The main motivation for the midterm was my obsession with the content of the posts that could be found on the confessions pages of NYU Abu Dhabi. The posts had very amusing content, so I thought it would be interesting to see what would happen if posts were fed to a machine learning algorithm that would in turn generate its own “confessions”.
Another motivation was a couple of Twitter profiles that I found that were entirely managed by bots and spewed out random tweets at set frequencies.
Putting these two interests together gave rise to the ConfessorBot – A Twitter Bot that would tweet random NYU related confessions.
Strategy
The first step was to understand exactly how I can train and generate the random confessions. After a quick google search, I noticed the words “RNN” and “LSTM” show up almost on every hit for “Text Generation Machine Learning”. These were two resources that proved to be useful in understanding the theory behind the networks.

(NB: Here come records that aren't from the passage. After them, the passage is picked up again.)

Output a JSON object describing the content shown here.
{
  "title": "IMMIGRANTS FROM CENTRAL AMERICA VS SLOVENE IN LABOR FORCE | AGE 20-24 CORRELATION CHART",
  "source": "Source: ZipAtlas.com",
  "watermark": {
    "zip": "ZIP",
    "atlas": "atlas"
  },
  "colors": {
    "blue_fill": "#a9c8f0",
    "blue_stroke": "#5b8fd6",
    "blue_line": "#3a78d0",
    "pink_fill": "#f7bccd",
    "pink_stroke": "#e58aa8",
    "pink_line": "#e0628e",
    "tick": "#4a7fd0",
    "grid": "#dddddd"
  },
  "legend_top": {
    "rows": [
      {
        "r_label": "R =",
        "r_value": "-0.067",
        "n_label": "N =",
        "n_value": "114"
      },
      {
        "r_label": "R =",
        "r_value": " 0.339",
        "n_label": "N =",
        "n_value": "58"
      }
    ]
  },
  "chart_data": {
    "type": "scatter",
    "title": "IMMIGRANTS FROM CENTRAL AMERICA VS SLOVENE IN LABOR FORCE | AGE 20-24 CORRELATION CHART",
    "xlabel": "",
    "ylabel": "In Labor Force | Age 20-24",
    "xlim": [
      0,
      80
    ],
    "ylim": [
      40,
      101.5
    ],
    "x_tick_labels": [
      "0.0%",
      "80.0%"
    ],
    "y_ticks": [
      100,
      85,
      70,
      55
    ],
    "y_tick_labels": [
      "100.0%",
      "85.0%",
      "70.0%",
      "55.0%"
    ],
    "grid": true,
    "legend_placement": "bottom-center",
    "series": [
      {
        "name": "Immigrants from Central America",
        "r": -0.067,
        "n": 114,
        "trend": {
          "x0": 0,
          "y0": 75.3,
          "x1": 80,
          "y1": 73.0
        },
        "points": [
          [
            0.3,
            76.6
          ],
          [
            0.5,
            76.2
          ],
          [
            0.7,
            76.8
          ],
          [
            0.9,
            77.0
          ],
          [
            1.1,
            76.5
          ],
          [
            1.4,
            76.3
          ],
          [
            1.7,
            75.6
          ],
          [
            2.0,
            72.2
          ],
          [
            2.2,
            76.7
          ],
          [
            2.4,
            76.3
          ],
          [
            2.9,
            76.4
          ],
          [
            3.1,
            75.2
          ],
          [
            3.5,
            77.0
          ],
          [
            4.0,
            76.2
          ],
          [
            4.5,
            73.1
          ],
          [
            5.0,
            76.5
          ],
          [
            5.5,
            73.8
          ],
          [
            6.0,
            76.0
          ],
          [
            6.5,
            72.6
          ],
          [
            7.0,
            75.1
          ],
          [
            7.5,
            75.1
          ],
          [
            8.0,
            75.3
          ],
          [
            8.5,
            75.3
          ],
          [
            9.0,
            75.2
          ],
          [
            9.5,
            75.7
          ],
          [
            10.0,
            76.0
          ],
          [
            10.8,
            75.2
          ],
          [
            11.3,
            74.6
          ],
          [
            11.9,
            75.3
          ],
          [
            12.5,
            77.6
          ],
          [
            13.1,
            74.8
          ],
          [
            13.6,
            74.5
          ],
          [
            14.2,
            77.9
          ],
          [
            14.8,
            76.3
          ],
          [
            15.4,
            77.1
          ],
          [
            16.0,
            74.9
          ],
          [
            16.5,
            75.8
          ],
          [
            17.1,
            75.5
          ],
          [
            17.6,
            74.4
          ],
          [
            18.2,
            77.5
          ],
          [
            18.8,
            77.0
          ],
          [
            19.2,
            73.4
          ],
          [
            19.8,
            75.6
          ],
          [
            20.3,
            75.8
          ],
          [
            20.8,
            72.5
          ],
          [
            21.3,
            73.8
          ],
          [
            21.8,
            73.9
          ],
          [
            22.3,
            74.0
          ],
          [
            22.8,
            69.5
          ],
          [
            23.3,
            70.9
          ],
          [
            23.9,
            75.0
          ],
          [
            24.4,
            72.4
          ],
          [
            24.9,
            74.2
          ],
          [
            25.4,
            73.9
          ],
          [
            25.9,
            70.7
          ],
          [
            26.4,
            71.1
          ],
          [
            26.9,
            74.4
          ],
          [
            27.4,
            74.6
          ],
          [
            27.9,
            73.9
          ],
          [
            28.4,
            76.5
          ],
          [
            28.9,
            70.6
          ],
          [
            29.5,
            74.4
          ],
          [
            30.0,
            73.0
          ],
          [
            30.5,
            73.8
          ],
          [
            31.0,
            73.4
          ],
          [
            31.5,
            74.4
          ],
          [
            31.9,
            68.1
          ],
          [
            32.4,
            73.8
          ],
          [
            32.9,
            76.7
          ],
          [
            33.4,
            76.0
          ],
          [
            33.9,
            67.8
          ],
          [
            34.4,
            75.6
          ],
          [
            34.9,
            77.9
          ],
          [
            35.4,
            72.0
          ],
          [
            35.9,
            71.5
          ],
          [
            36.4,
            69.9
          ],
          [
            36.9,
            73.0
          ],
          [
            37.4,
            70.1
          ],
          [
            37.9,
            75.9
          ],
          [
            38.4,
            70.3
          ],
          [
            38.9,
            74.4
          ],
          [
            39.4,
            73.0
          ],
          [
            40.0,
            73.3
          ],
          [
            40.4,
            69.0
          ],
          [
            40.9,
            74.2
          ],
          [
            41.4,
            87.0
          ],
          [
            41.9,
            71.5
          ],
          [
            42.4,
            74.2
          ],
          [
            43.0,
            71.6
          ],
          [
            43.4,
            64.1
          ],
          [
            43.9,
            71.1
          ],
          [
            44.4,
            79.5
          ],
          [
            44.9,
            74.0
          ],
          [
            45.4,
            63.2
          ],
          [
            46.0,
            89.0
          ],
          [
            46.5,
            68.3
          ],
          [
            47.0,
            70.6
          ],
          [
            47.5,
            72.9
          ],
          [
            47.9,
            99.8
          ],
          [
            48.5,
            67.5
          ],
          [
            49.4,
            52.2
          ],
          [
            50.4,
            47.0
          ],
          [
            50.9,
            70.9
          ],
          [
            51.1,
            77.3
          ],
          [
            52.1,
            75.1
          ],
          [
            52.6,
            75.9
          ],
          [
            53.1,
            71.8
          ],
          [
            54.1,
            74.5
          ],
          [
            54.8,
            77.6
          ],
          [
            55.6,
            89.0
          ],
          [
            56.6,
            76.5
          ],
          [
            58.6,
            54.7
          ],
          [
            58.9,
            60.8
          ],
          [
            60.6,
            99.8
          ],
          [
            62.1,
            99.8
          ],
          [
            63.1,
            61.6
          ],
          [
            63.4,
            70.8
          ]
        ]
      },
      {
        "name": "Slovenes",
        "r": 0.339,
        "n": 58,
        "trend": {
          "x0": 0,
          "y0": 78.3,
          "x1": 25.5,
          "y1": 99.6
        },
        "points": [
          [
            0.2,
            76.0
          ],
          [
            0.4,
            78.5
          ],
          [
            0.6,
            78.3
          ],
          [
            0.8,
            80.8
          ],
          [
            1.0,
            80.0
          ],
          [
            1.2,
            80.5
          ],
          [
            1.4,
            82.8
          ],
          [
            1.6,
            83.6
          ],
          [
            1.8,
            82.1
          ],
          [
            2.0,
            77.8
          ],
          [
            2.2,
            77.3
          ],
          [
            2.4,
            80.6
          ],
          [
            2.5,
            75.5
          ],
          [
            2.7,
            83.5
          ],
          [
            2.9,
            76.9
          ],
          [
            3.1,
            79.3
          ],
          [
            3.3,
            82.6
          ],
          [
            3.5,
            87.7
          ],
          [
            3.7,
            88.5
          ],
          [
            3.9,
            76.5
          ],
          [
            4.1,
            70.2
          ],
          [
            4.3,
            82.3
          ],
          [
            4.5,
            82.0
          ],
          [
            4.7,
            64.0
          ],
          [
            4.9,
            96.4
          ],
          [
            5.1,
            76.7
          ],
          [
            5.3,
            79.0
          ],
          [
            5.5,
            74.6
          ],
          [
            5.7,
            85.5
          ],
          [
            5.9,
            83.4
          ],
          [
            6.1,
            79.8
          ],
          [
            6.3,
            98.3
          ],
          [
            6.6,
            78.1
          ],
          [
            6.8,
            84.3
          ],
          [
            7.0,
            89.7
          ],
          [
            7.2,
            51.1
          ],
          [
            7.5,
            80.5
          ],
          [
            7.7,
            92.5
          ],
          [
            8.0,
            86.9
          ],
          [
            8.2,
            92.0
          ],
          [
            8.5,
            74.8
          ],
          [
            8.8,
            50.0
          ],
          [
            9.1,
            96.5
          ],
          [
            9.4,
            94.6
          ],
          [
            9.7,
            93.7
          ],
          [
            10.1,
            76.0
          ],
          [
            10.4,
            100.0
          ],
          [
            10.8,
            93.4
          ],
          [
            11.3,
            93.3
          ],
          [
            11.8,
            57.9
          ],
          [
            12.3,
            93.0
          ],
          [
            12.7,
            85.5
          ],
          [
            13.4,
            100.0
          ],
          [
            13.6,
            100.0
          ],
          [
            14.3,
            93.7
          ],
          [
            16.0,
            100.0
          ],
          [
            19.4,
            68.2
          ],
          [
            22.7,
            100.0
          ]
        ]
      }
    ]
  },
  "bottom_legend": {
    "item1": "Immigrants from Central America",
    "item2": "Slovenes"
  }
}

http://colah.github.io/posts/2015-08-Understanding-LSTMs/
https://machinelearningmastery.com/text-generation-lstm-recurrent-neural-networks-python-keras/
https://towardsdatascience.com/learn-how-recurrent-neural-networks-work-84e975feaaf7
https://skymind.ai/wiki/lstm
http://karpathy.github.io/2015/05/21/rnn-effectiveness/
I then began to read up on the technologies, but was soon overwhelmed by the vast intricacies that both of them posed. I then explored the different implementations of RNNs/LSTMs in Keras and Tensorflow (mostly the one shown in the Machine Learning Mastery article linked above).
This was the first major roadblock. Even though I followed the tutorial down to the letter, the code failed to compile and spawned many errors, so I attempted to resolve them one by one. After resolving two errors, I bumped into an error related to a dependency itself, and then came to realise that the article was relatively old, and so it was likely that the said dependency may have been deprecated. I did not want to spend much more time on this model so I began to look for another one.
Then, I came across Tensorflow’s own tutorial for text generation using RNNs and its eager execution module. This seemed much more promising and ultimately, I found out that it was. (More about the actual training and testing at the end)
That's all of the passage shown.